Upon seeing the specialist, a diagnosis of RP was confirmed. The ophthalmologist also felt that there was bilateral vitreous debris indicative of previous inflammation. This could have led to the development of the ERMs and the macular oedema. Traction from the ERM was also causing a partial thickness macular hole in the LE, but as this was not near the photoreceptor layer, the specialist decided to manage this conservatively with close observation.

The patient was started on topical anti-inflammatories to try to clear the macular fluid away, although it is possible that some of this was secondary to potential spaces caused by fluid in the ERM.

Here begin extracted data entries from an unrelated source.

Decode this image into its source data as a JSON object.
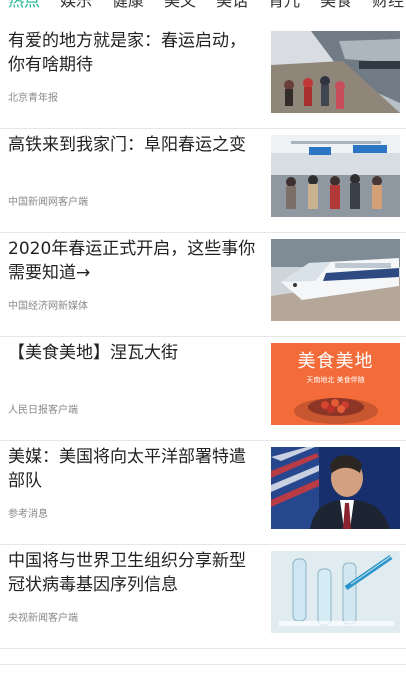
{
  "tabs": [
    "热点",
    "娱乐",
    "健康",
    "美文",
    "美话",
    "育儿",
    "美食",
    "财经"
  ],
  "colors": {
    "active_tab": "#14b48a",
    "title": "#222222",
    "source": "#8a8a8a",
    "divider": "#e6e6e6"
  },
  "news": [
    {
      "title": "有爱的地方就是家：春运启动，你有啥期待",
      "source": "北京青年报",
      "image": "railway-platform-photo"
    },
    {
      "title": "高铁来到我家门：阜阳春运之变",
      "source": "中国新闻网客户端",
      "image": "station-hall-photo"
    },
    {
      "title": "2020年春运正式开启，这些事你需要知道→",
      "source": "中国经济网新媒体",
      "image": "high-speed-train-photo"
    },
    {
      "title": "【美食美地】涅瓦大街",
      "source": "人民日报客户端",
      "image": "food-graphic",
      "thumb_title": "美食美地",
      "thumb_subtitle": "天南地北 美食伴随"
    },
    {
      "title": "美媒：美国将向太平洋部署特遣部队",
      "source": "参考消息",
      "image": "official-portrait-photo"
    },
    {
      "title": "中国将与世界卫生组织分享新型冠状病毒基因序列信息",
      "source": "央视新闻客户端",
      "image": "laboratory-photo"
    }
  ]
}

Electrodiagnostic testing (including a wide-field multifocal electroretinogram) was arranged, as well as Esterman visual field testing. As the patient achieved a satisfactory result on the Esterman, he was able to keep his licence but will most likely need some restrictions applied for night-time driving in the future.

Discussion

RP is a genetic eye condition that causes photoreceptor cells in the retina to degenerate slowly and progressively. There are many different subtypes and the severity is variable. Inflammation is common in RP and is associated with younger patient age.1

Macular involvement is often seen with RP and can include cystoid macular oedema, vitreomacular traction, ERM and macular holes. OCT screening has increased the rate of detection of these complications and has been shown to be more effective than either slit-lamp examination or fluorescein angiography with respect to detecting macular involvement in RP.3,4

OCT is an excellent tool for monitoring oedema and in this case was invaluable for getting a clear picture of what sort of macular changes were involved. It has allowed the oedema to be monitored objectively during the course of topical anti-inflammatory treatment to measure the reduction in fluid.


REFERENCES

  1. Yoshida N, Ikeda Y, Notomi S, Ishikawa K, Murakami Y, Hisatomi T, Enaida H, Ishibashi T. Clinical Evidence of Sustained Chronic Inflammatory Reaction in Retinitis Pigmentosa. Ophthalmology 2013; 120: 100-105.
  2. Apushkin MA, Fishman GA, Janowicz MJ. Monitoring cystoid macular edema by optical coherence tomography in patients with retinitis pigmentosa. Ophthalmology 2004; 111: 1899-1904.
  3. Hagiwara A, Yamamoto S, Ogata K, Sugawara T, Hiramatsu A, Shibata M, Mitamura Y. Macular abnormalities in patients with retinitis pigmentosa: prevalence on OCT examination and outcomes of vitreoretinal surgery. Acta Ophthalmologica 2011; 89: e122-e125.
  4. Hajali M, Fishman GA, Anderson RJ. The prevalence of cystoid macular oedema in retinitis pigmentosa patients determined by optical coherence tomography. British Journal of Ophthalmology 2008; 92: 1065-1068.